None of that shit is in the official record of the site.
Global warming is nonsense.
As for the 1878 spike there is little doubt that the 1877-78 El Nino was an exceptionally strong one, quite possibly the strongest for several centuries. It caused very large famines in Asia and and extreme weather events in South America.
http://repositorio.uchile.cl/bitstream/handle/2250/125772/Aceituno_Patricio.pdf?sequence=1&isAllowed=y
The interesting part of that answer is how confident are you about the readings in 1878. You may want to look at history of temperature measurement. The Stevenson screen doesn’t even take it’s standard form in publication until 1884 and then there is some implementation lags. Your great famines may be nothing more that a moderate weather event exacerbated by other population or local events. The trouble with historical events with little actual reliable data is it is easy to make a story and that cuts both ways to both sides of the argument.
No matter how unreliable temperature readings were in 1878 they were probably not much worse than in 1877 or 1879, and meteorologists back then were well aware of the need for screening thermometers even though they used somewhat different screens.
“Your great famines may be nothing more that a moderate weather event exacerbated by other population or local events.”
They killed about 3 % of the world population, so probably were rather more than local events.
tty,
I completely agree with you and Scott (who commented upthread). There is very strong evidence that the temperature spike in 1878 (which may or may not be as big as shown) was largely a consequence of a major El Niño. This would be entirely consisent with the more recent temperature spikes, which also correspond with El Niños (as well as spikes in CO2 growth rate). Exceptions appear to reflect”interference” effects of volcanic eruptions or other issues, which may well include data busts or coverage bias. I think that Renee’s analysis is a good start and I do not wish to undermine that in any way. At the same time (as I commented above) we need to be very careful trying to interpret data that reflect multiple sources and/or the whole globe, when regional effects may be a significant complicating factor. For example the spike in 1878 would seem to show up best in the tropics SST data, as would be expected if the primary cause is El Niño.
Science 101 if you cannot accurately measure it you can only ‘guess it ‘ and calling it anything but a guess , such as theory or ‘projection ‘ and using models does not change the reality that you need to take these approaches because you are able to measure. in the first place.
Just a couple of nit-picky things:
“which effect temperature, wind and precipitation” looks like it should have “affect” instead of “effect.” While some things do create temperature, wind, and precipitation, I think you meant that they change them.
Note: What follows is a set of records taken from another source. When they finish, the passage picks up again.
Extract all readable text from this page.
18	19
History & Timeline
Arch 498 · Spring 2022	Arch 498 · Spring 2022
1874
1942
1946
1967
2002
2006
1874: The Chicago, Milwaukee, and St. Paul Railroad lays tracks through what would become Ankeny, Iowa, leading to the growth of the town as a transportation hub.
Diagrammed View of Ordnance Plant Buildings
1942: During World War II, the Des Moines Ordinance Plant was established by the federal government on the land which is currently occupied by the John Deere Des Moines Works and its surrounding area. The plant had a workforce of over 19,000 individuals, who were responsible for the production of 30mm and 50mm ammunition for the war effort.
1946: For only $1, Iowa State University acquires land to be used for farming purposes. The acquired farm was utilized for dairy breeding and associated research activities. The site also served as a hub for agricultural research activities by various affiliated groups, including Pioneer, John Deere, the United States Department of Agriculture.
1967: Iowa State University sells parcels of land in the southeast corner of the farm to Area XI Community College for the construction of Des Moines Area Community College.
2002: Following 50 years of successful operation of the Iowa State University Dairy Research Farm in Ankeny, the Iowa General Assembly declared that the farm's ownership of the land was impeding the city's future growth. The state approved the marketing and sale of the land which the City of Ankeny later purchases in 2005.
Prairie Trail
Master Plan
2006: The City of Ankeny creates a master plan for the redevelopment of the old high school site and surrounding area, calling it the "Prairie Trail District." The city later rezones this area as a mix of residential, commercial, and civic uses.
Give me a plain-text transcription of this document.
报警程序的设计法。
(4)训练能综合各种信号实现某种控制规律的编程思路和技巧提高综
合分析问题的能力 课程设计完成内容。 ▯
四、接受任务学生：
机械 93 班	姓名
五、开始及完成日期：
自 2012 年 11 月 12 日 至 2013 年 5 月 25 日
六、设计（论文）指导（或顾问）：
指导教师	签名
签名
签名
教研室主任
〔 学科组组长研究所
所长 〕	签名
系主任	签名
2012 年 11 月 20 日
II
“This warm spike is an order of magnitude greater than any other temperature excursion from a zero baseline” made me think the spike would be 2° C larger since the others seem to be 0.2° C above the baseline. However, it was only 0.4° C above the baseline. I may be misusing the term, order of magnitude, but I thought it meant that we had something ten times smaller or larger than the items to which we’re comparing them since we use a base-10 system. My head cold might be affecting my thoughts on this, though.